Tekst: Przemysław Bociąga
Czy wybrał pan już sobie zawód na następne 120 lat?
(śmiech) Będę emerytem.
Tyle czasu? To może być strasznie nudne.
Moim marzeniem jest, żeby mieć wszystkie książki, które chcę przeczytać i odpowiednią ilość czasu, żeby je czytać i żeby nic nie musieć z tym robić, na przykład nie musieć o nich pisać. Czy na 120 lat taki program wystarczy? Nie wiem.
Już dziś nie jesteśmy w stanie przeczytać wszystkiego, co zostało napisane. Czy książek nie będzie przybywać w tempie wykładniczym, kiedy zacznie je pisać sztuczna inteligencja (SI)?
Generowanie prostych treści rzeczywiście już się dokonuje od paru lat. Są firmy, które używają SI do sprawozdań sportowych i raportów giełdowych. Są prowadzone próby z tekstami na zadany temat: program szuka informacji w internecie albo je wymyśla i robi z tego tekst.

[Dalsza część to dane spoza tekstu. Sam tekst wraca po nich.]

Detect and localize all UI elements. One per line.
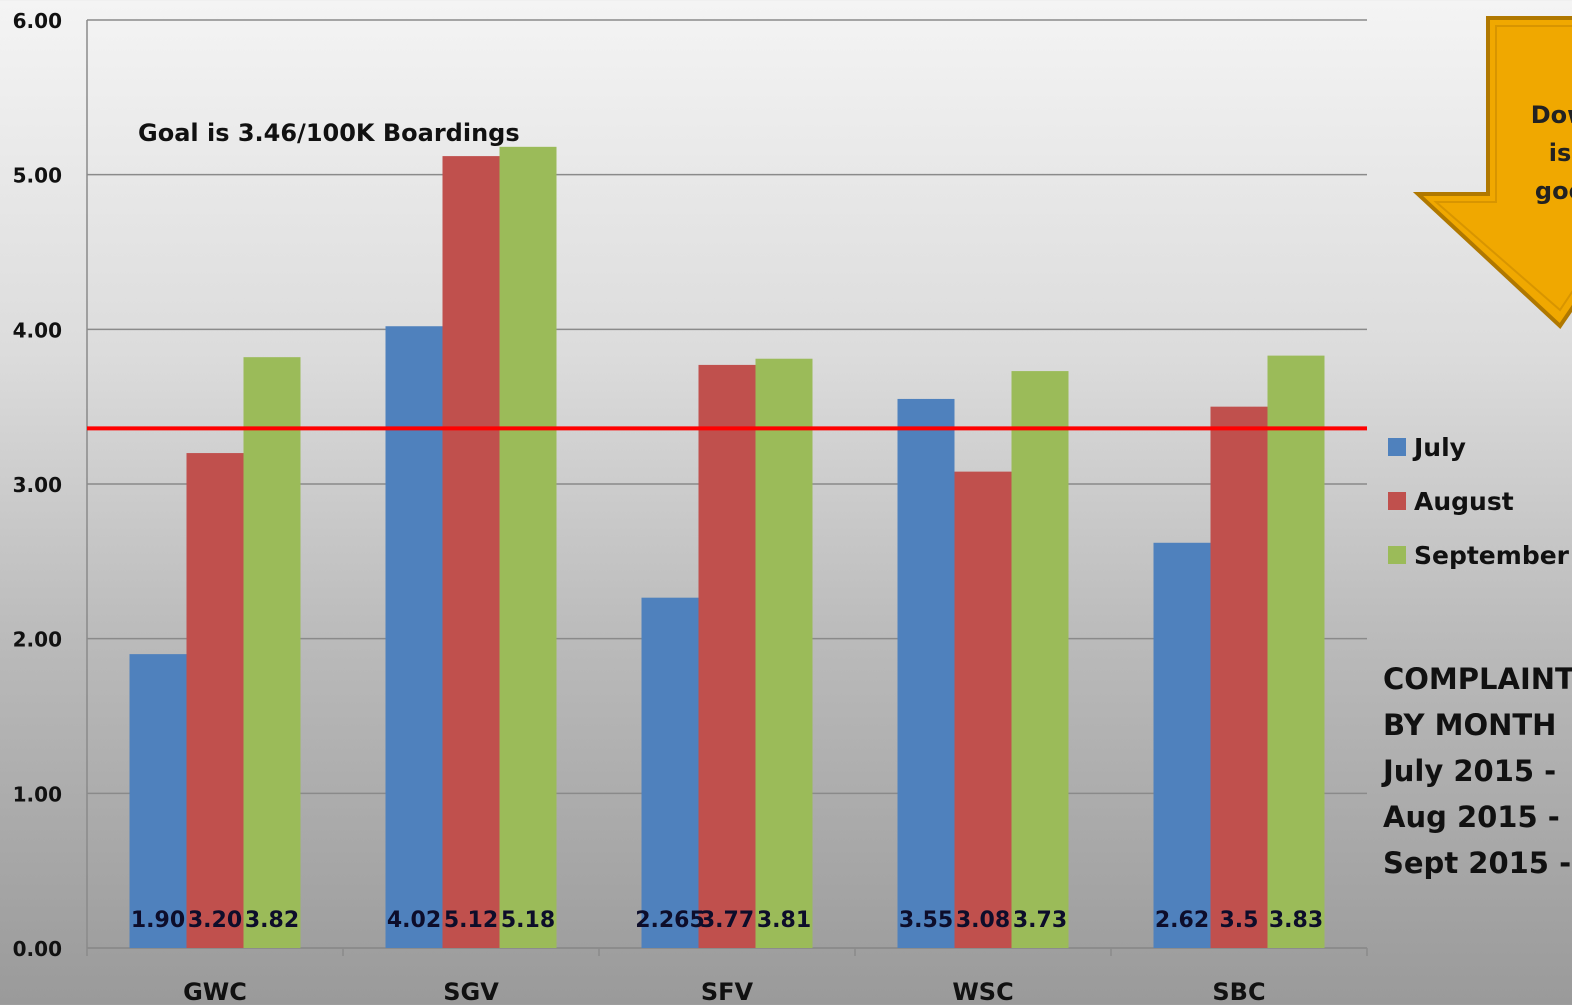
data-label: 3.73 [1013,908,1067,933]
bar-august-gwc [186,453,244,948]
down-arrow-icon [1400,14,1572,334]
legend-label-august: August [1414,486,1514,516]
bar-july-gwc [129,654,187,948]
legend-swatch-august [1388,492,1406,510]
legend-item-september: September [1388,528,1569,582]
bar-september-wsc [1011,371,1069,948]
x-tick-label: SFV [701,978,754,1005]
legend-label-september: September [1414,540,1569,570]
bar-july-sfv [641,597,699,948]
bar-september-sbc [1267,355,1325,948]
legend-item-july: July [1388,420,1569,474]
y-tick-label: 2.00 [13,628,62,652]
data-label: 2.265 [635,908,705,933]
data-label: 3.83 [1269,908,1323,933]
bar-august-sbc [1210,406,1268,949]
bar-july-wsc [897,398,955,948]
legend-swatch-september [1388,546,1406,564]
bar-september-sgv [499,146,557,948]
data-label: 3.08 [956,908,1010,933]
legend-swatch-july [1388,438,1406,456]
data-label: 3.81 [757,908,811,933]
x-tick-label: GWC [183,978,247,1005]
arrow-line-3: goo [1534,177,1572,205]
bar-july-sgv [385,326,443,948]
data-label: 3.5 [1220,908,1259,933]
bar-august-sfv [698,364,756,948]
data-label: 3.82 [245,908,299,933]
arrow-line-2: is [1548,139,1572,167]
x-tick-label: WSC [952,978,1013,1005]
y-tick-label: 4.00 [13,318,62,342]
data-label: 1.90 [131,908,185,933]
legend-item-august: August [1388,474,1569,528]
side-line-5: Sept 2015 - [1383,846,1572,880]
x-tick-label: SBC [1212,978,1265,1005]
bar-july-sbc [1153,542,1211,948]
arrow-callout-text: Dow is goo [1500,96,1572,210]
side-summary-text: COMPLAINT BY MONTH July 2015 - Aug 2015 … [1383,656,1572,886]
legend-label-july: July [1414,432,1466,462]
legend: July August September [1388,420,1569,582]
bar-september-gwc [243,357,301,948]
side-line-4: Aug 2015 - [1383,800,1560,834]
y-tick-label: 6.00 [13,9,62,33]
bar-september-sfv [755,358,813,949]
bar-august-wsc [954,471,1012,948]
arrow-line-1: Dow [1530,101,1572,129]
y-tick-label: 1.00 [13,782,62,806]
data-label: 3.77 [700,908,754,933]
bar-august-sgv [442,156,500,948]
data-label: 4.02 [387,908,441,933]
side-line-2: BY MONTH [1383,708,1557,742]
data-label: 2.62 [1155,908,1209,933]
side-line-3: July 2015 - [1383,754,1557,788]
y-tick-label: 3.00 [13,473,62,497]
side-line-1: COMPLAINT [1383,662,1572,696]
y-tick-label: 0.00 [13,937,62,961]
data-label: 5.18 [501,908,555,933]
data-label: 3.20 [188,908,242,933]
y-tick-label: 5.00 [13,164,62,188]
data-label: 5.12 [444,908,498,933]
goal-label: Goal is 3.46/100K Boardings [138,119,520,147]
x-tick-label: SGV [443,978,499,1005]
data-label: 3.55 [899,908,953,933]
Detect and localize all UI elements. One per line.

To taksówkarze mówią mi najczęściej: komputer nigdy nie zastąpi człowieka. Tymczasem autonomiczne samochody będą pewnie najbliższymi robotami, które się pojawią.
Rzeczywiście jeszcze niedawno wydawało się, że prowadzenie samochodu to rzecz, której robot nie potrafi zrobić.
Może dlatego, że wyobrażaliśmy sobie robota, który z mniejszą zwinnością manualną kręci kierownicą. Tymczasem okazuje się, że żadna kierownica nie jest potrzebna.
Chodziło bardziej o to, że to jest taka ilość informacji na raz i taka liczba różnorodnych sytuacji, które trzeba przerobić, że systemy SI nie będą w stanie tego robić. Okazuje się, że są w stanie.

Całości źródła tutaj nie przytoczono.